WHAT'S the difference between suffering and sacrifice?
Both suffering and sacrifice share some common elements – hardship, difficulty, discomfort, and pain. But sacrifice has an edge over suffering. Sacrifice is suffering with meaning, reason, and purpose. Hence, plain suffering is negative, while sacrifice involves a positive meaning.
In sacrifice, the burden of suffering is lightened because of something good or meaningful. We, Christians, are wont to say, “Pain without Christ is suffering, pain with Christ is sacrifice.”
But, are achievements and success possible even without sacrifice?
Ordinarily, or in the empirical scheme of things – the answer is no.
James Allen in his article “As A Man Thinketh,” wrote: “There can be no progress, no achievement, without sacrifice, and a man’s worldly success will be in the measure that he sacrifices.”
Similarly, Napoleon Hill once said: “Great achievement is usually born of great sacrifice, and is never the result of selfishness.”
Also, John Maxwell’s Leadership Law #18, in his “The 21 Irrefutable Laws of Leadership”, states: “There is no success without sacrifice. If you think about life’s great achievements – graduation, marriage, career – each comes with an equally enormous amount of sacrifice. Even the most successful people we can think of, such as athletes or celebrities, must put in long hours and give up the luxury of living a normal life to get where they are.”
Sacrifice as a sine qua non or indispensable to attaining achievements or success is not only limited to acquiring “possessions” or gaining “positions”.
Great sacrifices are also required for such great achievements such as lasting friendships or relationships, successful marriage, successful parenting, and successful business partnerships.
In lasting friendships, you invest hard work, dedication and sacrifice to achieve mutual trust, respect, and commitment.
In marriage, in order to succeed, you invest ultimate commitment and embrace a mindset of “we” rather than “me”, and of “what’s mine is now ours”.
In parenting, you invest unconditional love and make sacrifices that enable your children to flourish and reach their true potential.
Truly, therefore, sacrificing greatly in order to achieve greatly is a choice – and a responsibility as well.
It is choosing long-term and lasting “good” over fleeting pleasures and temporary gains.
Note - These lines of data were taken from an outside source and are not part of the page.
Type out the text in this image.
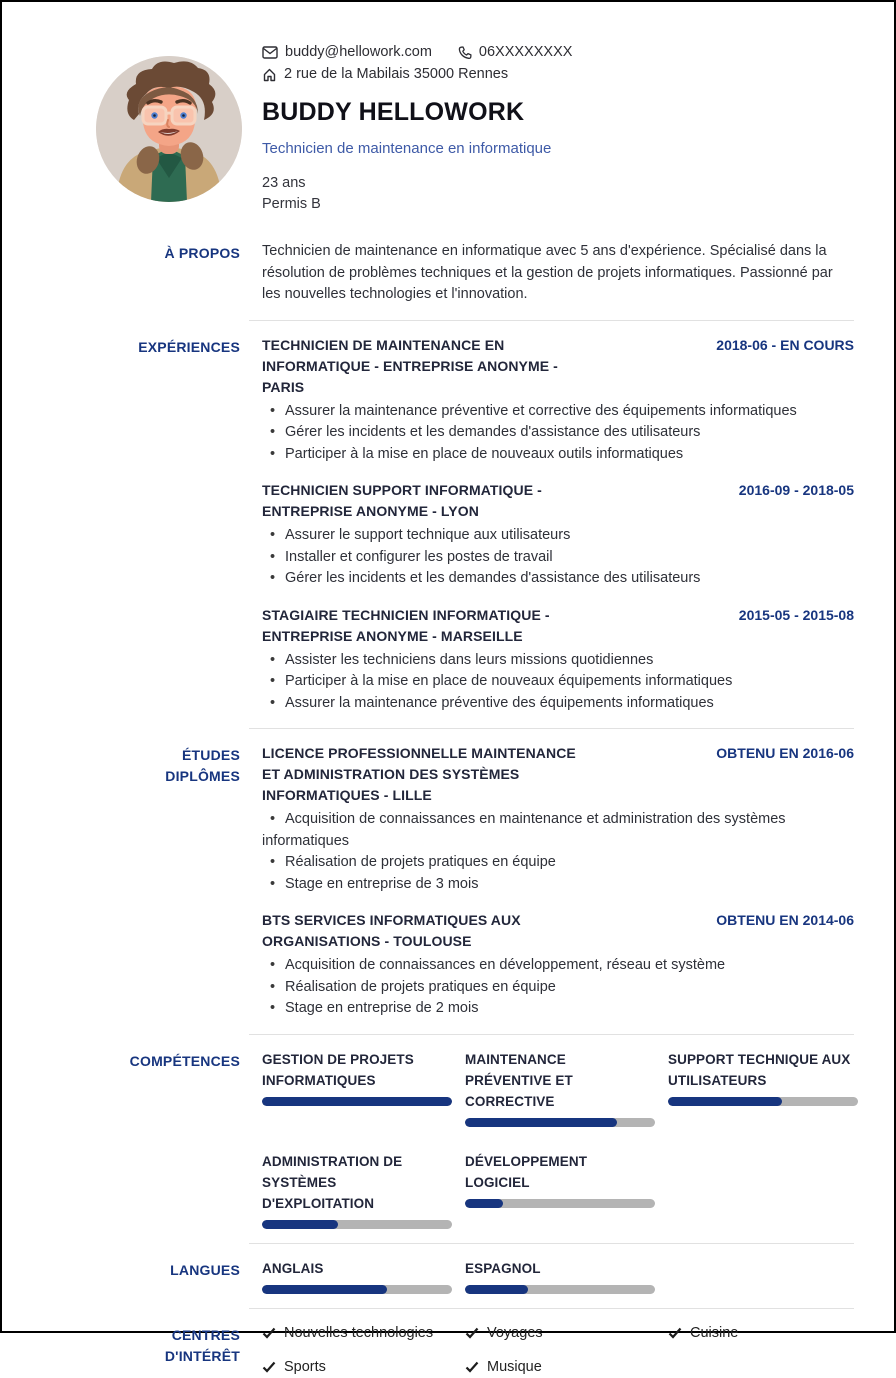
buddy@hellowork.com	06XXXXXXXX
2 rue de la Mabilais 35000 Rennes
BUDDY HELLOWORK
Technicien de maintenance en informatique
23 ans
Permis B
À PROPOS Technicien de maintenance en informatique avec 5 ans d'expérience. Spécialisé dans la résolution de problèmes techniques et la gestion de projets informatiques. Passionné par les nouvelles technologies et l'innovation.
EXPÉRIENCES TECHNICIEN DE MAINTENANCE EN INFORMATIQUE - ENTREPRISE ANONYME - PARIS
2018-06 - EN COURS
• Assurer la maintenance préventive et corrective des équipements informatiques
• Gérer les incidents et les demandes d'assistance des utilisateurs
• Participer à la mise en place de nouveaux outils informatiques
TECHNICIEN SUPPORT INFORMATIQUE - ENTREPRISE ANONYME - LYON
2016-09 - 2018-05
• Assurer le support technique aux utilisateurs
• Installer et configurer les postes de travail
• Gérer les incidents et les demandes d'assistance des utilisateurs
STAGIAIRE TECHNICIEN INFORMATIQUE - ENTREPRISE ANONYME - MARSEILLE
2015-05 - 2015-08
• Assister les techniciens dans leurs missions quotidiennes
• Participer à la mise en place de nouveaux équipements informatiques
• Assurer la maintenance préventive des équipements informatiques
ÉTUDES DIPLÔMES
LICENCE PROFESSIONNELLE MAINTENANCE ET ADMINISTRATION DES SYSTÈMES INFORMATIQUES - LILLE
OBTENU EN 2016-06
• Acquisition de connaissances en maintenance et administration des systèmes informatiques
• Réalisation de projets pratiques en équipe
• Stage en entreprise de 3 mois
BTS SERVICES INFORMATIQUES AUX ORGANISATIONS - TOULOUSE
OBTENU EN 2014-06
• Acquisition de connaissances en développement, réseau et système
• Réalisation de projets pratiques en équipe
• Stage en entreprise de 2 mois
COMPÉTENCES GESTION DE PROJETS INFORMATIQUES
MAINTENANCE PRÉVENTIVE ET CORRECTIVE
SUPPORT TECHNIQUE AUX UTILISATEURS
ADMINISTRATION DE SYSTÈMES D'EXPLOITATION
DÉVELOPPEMENT LOGICIEL
LANGUES ANGLAIS	ESPAGNOL
CENTRES D'INTÉRÊT
Nouvelles technologies	Voyages	Cuisine
Sports	Musique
The more meaningful and purposeful your sacrifice is, the less burdensome it is for you to reach your goal.
In closing, here’s a good reminder from Krish Dhanam, author and motivational speaker:
“97% of the people in this world operate in the comfort zone. 3% of the people in this world operate in the effective zone. The difference between comfort and effectiveness is called growth, and growth is uncomfortable.”